Indeed, the one who could not command the other ought to have served him, in order to be ruled by the one who was more wise. It was not the role of the holy Patriarch to deliver his own son to the ignoble state of slavery. But since he had two sons, one without moderation and the other moderate and wise, in order to take care for both like a good father, he placed the moderate son over the son without moderation, and he ordered the foolish one to obey the one who was wise. For the foolish man cannot of his own accord be a disciple of virtue or persevere in his intent, because the fool changes like the moon. Isaac was right to deny Esau freedom to make his own choices; else he might drift like a ship in the waves without a helmsman. But Isaac made him subject to his brother according to that which is written, The unwise man is the slave of the wise man. Therefore the Patriarch was right to make him subject, so that he might amend his dispositions under rule and guidance. And so Isaac says, By your sword shall you live; you shall serve your brother, for holiness has mastery over cruelty and kindness excels over emotions that are harsh.

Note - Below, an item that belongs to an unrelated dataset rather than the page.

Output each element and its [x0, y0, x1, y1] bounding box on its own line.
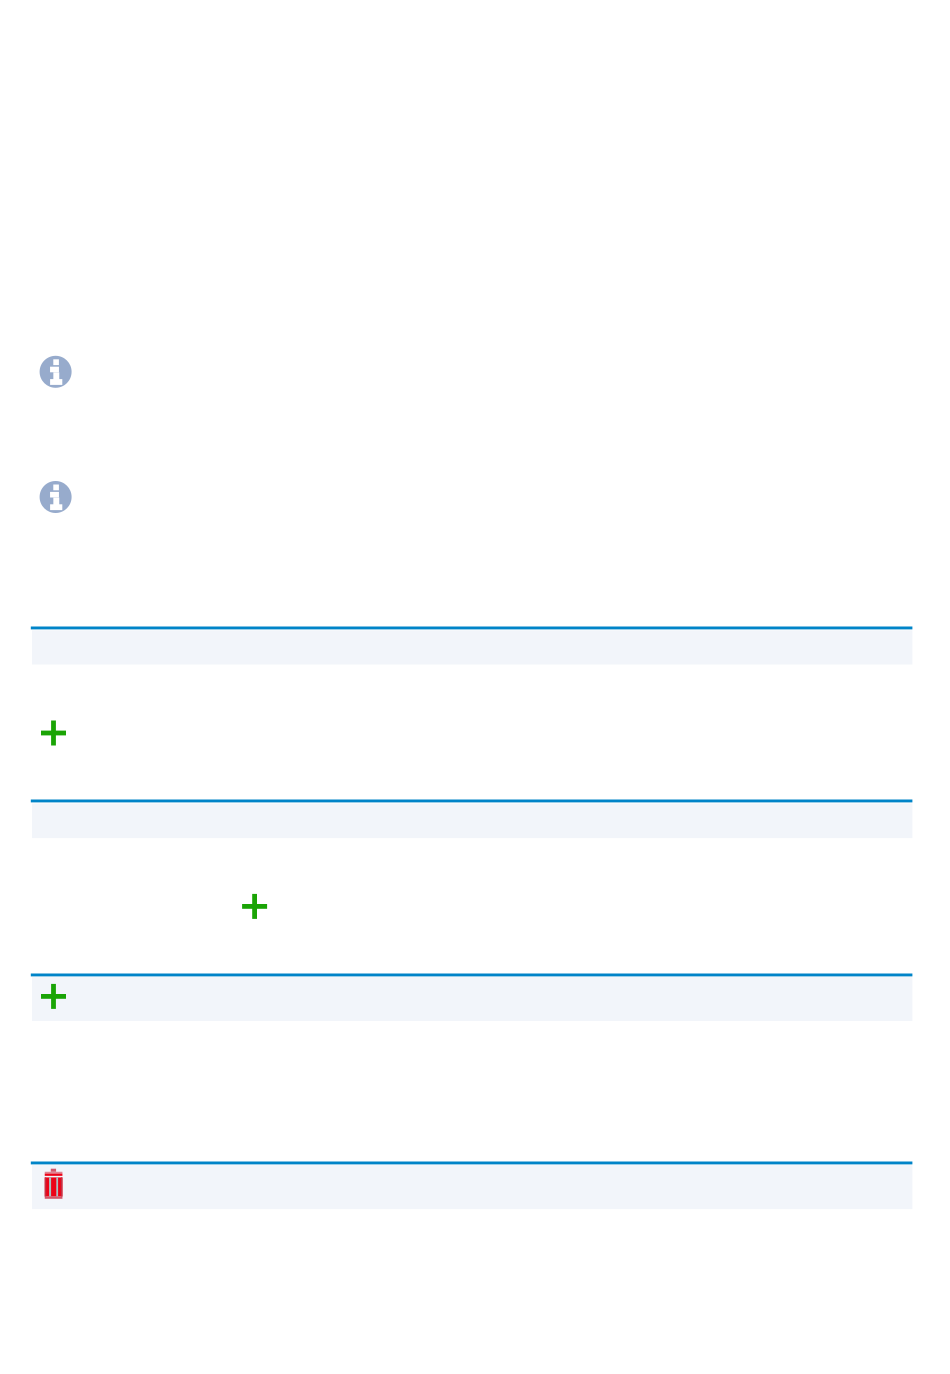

Every man who does not possess the authority conferred by a clear conscience is a slave; whoever is ensnared by pleasure or seduced by desires or provoked by wrath or felled by grief is a slave. In fact, every passion is servile, because everyone who commits sin is a slave of sin, and, what is worse, he is the slave of many sins. The man who is subject to vices has sold himself to many masters, so that he is scarcely permitted to go out of servitude. But the man who is the master over his own will, judge over his counsels, and who restrains the longing of his bodily passions, is assuredly a free man. For the man who does all things wisely and in complete accord with his will is the only truly free man.